“Too Many Orders in My Bar Restaurant Spain”

Too Many Orders in My Bar Restaurant Spain

What To do when Food Orders Start to Block-Up the Kitchen?

You can easily find yourself in this situation, especially during July and August.
It is very bad for your restaurant to accept too many orders at any one time. Too many orders flowing into the kitchen can only mean two things:

  • Customers will have long waits for their food and you will loose valuable return trade. (Customers with small children hate to eat in places where the service is slow.)
  • When a kitchen gets too busy mistakes get made, the food quality drops-off and incorrect orders arrive at the customer’s table. Result, the loss of valuable return trade.

How do you deal with this situation, once it has occurred?

If the situation has already occurred, it is too late to stop poor service becoming the result i.e. customers waiting too long and getting fed-up and even angry.

All you can do in this situation is a bit of last minute damage control:

  • Instruct staff to tell all customers that there will be a wait involved in preparing their orders and in the case of customers who haven’t ordered also stress the unavoidable long wait.
  • Instruct staff to stop taking orders for main courses for as long as it takes for the kitchen to unblock.
  • Staff must slow everything down. Take more time on drinks orders, chat to customers.
  • Only where customers refuse to wait to have their order taken, do everything you can to get them to have easy to prepare or pre-prepared starters.

The Proper Solution to Back-up of Orders in the Kitchen:

Correct Training

All staff should know to control the kitchens work flow

When you know that it’s really busy:

  • Clean the table as guests arrive and strike up a bit of chat. Tell them you’ll be right back to take their drinks order (slowing things down.)
  • Serve their drinks 5-10 min later and apologise (slowing things down.)
  • Give them the menus 5 min after you have served drinks (slowing things down.)
  • 5  min later take order for starters.
  • As they finish their starters take the main orders and Tell Them There Will Be a Delay and apologise.

If you follow these simple procedures everything will flow smoothly, your customers will feel that they are important to you. They will realize that the wait is unavoidable and maybe they wont even notice that you have strung everything out. A lot of customers enjoy this more leisurely continental approach and the end result is that they’ll probably become Return Customers.

Children : The Gateway to Increased Bar Restaurant Profits

Cater for Childrenand the Whole Family Will Increased Your Bar Restaurant Profits

Are You Going To Cater for Children?

When you plan your bar or restaurant business, you’ll need to decide whether to aim any of your products or any aspect of your services at children.At one end of the extreme you may want to create a sophisticated atmosphere, which is designed entirely for the adult sector and where children are not encouraged.
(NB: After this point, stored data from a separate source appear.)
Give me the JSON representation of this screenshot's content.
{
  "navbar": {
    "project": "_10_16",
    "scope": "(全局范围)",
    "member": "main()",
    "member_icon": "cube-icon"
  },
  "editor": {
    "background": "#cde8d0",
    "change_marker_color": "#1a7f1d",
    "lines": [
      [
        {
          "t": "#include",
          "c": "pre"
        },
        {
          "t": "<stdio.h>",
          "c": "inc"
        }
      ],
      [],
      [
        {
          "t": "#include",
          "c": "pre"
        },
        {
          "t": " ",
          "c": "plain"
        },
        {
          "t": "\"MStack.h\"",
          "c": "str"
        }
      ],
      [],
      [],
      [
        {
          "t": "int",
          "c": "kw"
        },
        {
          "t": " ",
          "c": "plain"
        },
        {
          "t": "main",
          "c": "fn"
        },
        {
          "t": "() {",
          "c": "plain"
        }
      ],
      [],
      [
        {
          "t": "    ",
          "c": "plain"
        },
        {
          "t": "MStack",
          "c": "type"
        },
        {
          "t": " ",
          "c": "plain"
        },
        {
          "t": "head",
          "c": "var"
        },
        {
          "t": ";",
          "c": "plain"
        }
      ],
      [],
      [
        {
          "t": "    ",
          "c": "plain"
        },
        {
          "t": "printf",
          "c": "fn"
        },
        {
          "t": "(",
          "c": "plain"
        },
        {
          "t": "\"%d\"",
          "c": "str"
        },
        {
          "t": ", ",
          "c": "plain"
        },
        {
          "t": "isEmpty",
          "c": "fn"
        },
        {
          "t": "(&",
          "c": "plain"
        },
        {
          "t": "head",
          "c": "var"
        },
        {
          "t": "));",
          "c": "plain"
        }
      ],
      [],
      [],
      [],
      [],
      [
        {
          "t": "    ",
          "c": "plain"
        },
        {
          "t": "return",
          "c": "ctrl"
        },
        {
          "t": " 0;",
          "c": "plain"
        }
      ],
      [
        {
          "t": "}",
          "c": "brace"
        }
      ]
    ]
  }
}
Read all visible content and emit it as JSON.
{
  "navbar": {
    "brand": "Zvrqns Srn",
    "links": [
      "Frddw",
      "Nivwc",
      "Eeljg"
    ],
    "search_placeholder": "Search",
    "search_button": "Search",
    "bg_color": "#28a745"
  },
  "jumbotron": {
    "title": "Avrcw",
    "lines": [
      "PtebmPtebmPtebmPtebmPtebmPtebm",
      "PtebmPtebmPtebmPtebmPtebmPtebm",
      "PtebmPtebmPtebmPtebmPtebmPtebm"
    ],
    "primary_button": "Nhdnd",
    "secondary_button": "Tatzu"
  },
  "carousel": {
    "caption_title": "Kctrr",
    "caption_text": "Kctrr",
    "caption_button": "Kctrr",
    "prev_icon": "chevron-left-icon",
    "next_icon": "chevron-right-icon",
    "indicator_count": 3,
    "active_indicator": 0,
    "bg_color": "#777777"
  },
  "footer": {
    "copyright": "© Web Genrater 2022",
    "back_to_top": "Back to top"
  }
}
At the other end of the continuum you may have a beachside bar or restaurant where children make up 50% of your trade.

Our particular bar favours the middle way where children are encouraged as customers, as long as they are supervised, or are at least well behaved, and don’t disturb the adult customers.

Offer Items That Appeal To Children

We get quite a lot of trade by offering items on the menu that will attract children. Basically the way it often works in our commercial centre (which is next to a hotel), is that families wander around the centre looking at all the various menus. Our menu contains foods that really appeal to children alongside those that are specifically for the adult palette. When children see that we have pizzas, sausages, egg and chips then they will sway the parents to take a table at our restaurant.

Most parents want peace and quiet, so they usually will eat where their children are going to be happiest.

We fully understand businesses that choose not to cater for children, but our own marketing policy is to aim for the widest sector possible, so for that reason we include children in our targeting.

Aim Your Marketing at Children

My advice then is to have a few items on your menu that children will really be attracted by i.e. hamburgers, pizza or perhaps sausage egg and chips. Also always try to have a basin of boiled sweets or some very cheap puzzles and games available too. We give out little gifts or treats, either directly to children or we give them to parents to take home to their children. This is all valuable marketing, which will help to increase your turnover and to build your business.

The way to get parents to spend in your bar/restaurant, is to win over the children first.

NB: Always check first with the parents that it’s OK to give sweets to their children.